Elle considère que ces informations, qui ne portent par elles-mêmes atteinte à des secrets protégés par l’article L311-6, notamment pas au secret des affaires ou à la vie privée, sont librement communicables à toute personne qui en fait la demande. Elle estime également, en l’état des informations dont elle dispose, que la communication de ces informations n’est pas de nature à porter atteinte à la sécurité publique ou à la sûreté des personnes.
Elle émet donc un avis favorable à la communication de ces informations environnementales.
En revanche, la Commission observe que le diagnostic d’exploitation contient des éléments très précis sur les types de culture, l’assolement et les pratiques culturales et qu’il en va de même du surplus des mesures figurant dans le modèle d’engagement individuel. De telles informations peuvent être qualifiées d’informations relatives à l’environnement au sens de l’article L124-2 du code de l’environnement, dès lors qu’elles concernent des activités susceptibles d’avoir des incidences notamment sur le sol, les terres, les paysages. Pour autant, la Commission estime qu’elles entrent également dans le champ du secret de la vie privée des exploitants ou du secret des affaires de l’exploitation. Elle constate, comme la préfète des Deux-Sèvres, que compte tenu du nombre limité d’exploitants s’étant déjà engagés dans la démarche prévue par le protocole d’accord et du périmètre géographique restreint, la seule occultation de leurs noms, comme le suggère la demande, ne suffirait pas à préserver les secrets protégés par l’article L311-6 du code des relations entre le public et l’administration.

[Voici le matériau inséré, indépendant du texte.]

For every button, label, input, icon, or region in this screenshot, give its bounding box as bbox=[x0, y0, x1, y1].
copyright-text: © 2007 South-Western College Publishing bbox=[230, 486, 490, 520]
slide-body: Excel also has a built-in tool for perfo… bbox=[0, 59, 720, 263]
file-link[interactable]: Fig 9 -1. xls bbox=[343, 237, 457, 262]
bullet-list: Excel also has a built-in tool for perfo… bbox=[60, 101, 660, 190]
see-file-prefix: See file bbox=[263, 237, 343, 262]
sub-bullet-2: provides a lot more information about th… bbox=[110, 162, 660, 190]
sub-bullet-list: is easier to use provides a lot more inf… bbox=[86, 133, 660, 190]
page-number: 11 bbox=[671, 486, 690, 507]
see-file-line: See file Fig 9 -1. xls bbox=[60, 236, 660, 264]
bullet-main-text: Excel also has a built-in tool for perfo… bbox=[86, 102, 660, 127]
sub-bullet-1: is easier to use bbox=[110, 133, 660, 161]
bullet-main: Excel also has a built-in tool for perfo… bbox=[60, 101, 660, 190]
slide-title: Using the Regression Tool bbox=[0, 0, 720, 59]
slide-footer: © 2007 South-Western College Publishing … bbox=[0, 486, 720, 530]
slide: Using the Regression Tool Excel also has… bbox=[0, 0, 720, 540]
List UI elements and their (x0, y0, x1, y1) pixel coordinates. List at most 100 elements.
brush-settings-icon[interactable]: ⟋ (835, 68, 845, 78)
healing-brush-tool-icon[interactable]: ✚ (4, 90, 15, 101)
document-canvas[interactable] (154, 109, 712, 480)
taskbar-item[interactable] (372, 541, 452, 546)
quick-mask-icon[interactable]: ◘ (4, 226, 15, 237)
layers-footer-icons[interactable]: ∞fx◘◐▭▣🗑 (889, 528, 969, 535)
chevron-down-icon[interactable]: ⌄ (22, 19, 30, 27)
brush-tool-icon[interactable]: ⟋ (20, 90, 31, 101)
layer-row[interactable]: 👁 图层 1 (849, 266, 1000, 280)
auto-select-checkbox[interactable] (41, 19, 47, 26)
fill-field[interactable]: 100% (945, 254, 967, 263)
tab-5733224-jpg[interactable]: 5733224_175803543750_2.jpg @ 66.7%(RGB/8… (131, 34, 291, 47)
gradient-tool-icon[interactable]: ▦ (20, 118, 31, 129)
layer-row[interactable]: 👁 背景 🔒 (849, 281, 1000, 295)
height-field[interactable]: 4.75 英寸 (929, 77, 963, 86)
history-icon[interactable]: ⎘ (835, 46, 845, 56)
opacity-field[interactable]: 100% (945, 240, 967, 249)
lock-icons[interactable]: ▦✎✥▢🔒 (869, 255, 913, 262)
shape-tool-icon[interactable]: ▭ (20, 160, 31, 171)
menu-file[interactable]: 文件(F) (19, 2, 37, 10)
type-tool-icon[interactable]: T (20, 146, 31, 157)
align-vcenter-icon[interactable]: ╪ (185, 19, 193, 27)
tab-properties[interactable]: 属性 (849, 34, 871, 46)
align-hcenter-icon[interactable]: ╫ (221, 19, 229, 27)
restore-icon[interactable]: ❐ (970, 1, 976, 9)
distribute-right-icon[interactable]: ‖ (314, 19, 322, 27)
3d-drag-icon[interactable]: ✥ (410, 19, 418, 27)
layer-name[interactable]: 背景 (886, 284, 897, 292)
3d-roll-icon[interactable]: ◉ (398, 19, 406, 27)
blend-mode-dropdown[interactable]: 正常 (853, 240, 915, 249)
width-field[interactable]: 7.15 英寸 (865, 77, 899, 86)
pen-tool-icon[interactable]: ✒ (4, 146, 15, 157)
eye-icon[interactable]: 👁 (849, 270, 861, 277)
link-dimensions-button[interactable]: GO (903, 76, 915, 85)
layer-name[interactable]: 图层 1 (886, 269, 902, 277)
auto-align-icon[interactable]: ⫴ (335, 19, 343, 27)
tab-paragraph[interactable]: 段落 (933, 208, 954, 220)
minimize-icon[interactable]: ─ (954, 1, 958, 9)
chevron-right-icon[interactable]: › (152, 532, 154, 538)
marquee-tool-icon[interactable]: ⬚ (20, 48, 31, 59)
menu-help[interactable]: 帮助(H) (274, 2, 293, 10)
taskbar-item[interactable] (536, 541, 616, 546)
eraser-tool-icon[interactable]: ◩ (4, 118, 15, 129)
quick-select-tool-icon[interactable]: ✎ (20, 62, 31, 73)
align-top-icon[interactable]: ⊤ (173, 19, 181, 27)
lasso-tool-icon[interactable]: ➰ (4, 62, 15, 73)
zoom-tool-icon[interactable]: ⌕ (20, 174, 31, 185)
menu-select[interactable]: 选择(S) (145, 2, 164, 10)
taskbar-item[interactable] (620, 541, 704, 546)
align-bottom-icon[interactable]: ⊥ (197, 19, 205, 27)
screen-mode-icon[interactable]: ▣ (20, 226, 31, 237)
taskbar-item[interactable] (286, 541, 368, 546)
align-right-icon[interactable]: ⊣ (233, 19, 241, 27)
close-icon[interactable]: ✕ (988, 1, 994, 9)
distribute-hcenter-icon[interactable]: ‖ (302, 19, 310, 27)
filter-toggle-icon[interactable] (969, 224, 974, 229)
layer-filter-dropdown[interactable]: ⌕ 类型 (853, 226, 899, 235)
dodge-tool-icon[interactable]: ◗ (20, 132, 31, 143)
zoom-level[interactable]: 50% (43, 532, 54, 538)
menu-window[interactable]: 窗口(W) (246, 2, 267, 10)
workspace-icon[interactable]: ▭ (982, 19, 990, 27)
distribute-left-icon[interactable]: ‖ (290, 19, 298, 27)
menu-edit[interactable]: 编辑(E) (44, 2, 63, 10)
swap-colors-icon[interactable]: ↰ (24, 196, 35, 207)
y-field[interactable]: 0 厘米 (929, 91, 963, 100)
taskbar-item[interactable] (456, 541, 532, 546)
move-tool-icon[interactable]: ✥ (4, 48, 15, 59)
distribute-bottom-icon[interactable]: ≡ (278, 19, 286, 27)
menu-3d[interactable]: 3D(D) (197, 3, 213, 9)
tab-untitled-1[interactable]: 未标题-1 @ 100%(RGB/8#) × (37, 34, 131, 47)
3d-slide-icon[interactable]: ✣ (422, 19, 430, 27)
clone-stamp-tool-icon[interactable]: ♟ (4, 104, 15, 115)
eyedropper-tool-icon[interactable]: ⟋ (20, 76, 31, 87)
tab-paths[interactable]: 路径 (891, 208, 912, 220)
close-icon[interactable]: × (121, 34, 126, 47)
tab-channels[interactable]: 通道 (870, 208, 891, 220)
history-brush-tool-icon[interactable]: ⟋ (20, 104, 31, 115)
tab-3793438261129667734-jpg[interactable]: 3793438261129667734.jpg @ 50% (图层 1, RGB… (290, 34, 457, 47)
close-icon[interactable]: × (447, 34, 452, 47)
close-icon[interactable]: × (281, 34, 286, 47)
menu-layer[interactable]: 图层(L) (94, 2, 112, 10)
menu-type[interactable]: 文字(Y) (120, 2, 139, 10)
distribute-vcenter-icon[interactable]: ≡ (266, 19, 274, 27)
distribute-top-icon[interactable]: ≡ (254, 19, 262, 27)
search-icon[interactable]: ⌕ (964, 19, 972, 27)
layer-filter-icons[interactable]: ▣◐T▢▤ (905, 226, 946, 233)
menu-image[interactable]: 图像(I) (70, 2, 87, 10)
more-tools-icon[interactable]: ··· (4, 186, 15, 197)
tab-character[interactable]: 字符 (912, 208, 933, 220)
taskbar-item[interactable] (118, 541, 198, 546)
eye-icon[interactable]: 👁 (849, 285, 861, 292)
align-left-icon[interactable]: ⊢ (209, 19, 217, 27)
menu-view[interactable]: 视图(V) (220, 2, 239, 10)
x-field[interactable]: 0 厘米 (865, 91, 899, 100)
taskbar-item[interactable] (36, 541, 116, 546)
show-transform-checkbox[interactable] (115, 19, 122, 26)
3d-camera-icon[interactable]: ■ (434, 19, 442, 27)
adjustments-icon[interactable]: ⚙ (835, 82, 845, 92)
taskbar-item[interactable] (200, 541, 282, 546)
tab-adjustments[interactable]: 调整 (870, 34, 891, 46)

La Commission reconnaît l’intérêt particulier s’attachant à la communication de ces informations, dans un territoire situé en « zone de répartition des eaux », c’est-à-dire marqué par un déséquilibre quantitatif entre les ressources disponibles et les différents besoins. Elle souligne toutefois que cet intérêt lui paraît pouvoir être satisfait par la communication d’un document de synthèse, dont l’élaboration est d’ailleurs prévue par le protocole d’accord.
La Commission émet par suite un avis défavorable à la communication au demandeur des informations relatives aux types de culture, à l’assolement et aux pratiques culturales contenues dans les diagnostics d’exploitation et dans les engagements individuels. Elle invite l’administration à proposer au demandeur la communication d’un document de synthèse à l’échelle du territoire.
En dernier lieu, le surplus du diagnostic d’exploitation consiste en la description de la structure juridique et des moyens de l’exploitation, la description précise des surfaces et leur localisation, la description détaillée du système d’exploitation, un volet socio-économique et des données économiques, des éléments sur les démarches de qualité ou de certification entreprises, l’appréciation par l’exploitant lui-même de son insertion dans son environnement ainsi que les éléments d’appréciation du diagnostiqueur. La Commission observe que ces éléments ne peuvent pas être qualifiés d’informations relatives à l’environnement et qu’ils relèvent des mentions couvertes par le secret de la vie privée et le secret des affaires ou de celles portant une appréciation ou un jugement de valeur sur une personne physique nommément désignée ou facilement identifiable, qui ne sont pas communicables à des tiers.
Elle émet donc un avis défavorable à la demande sur ces points.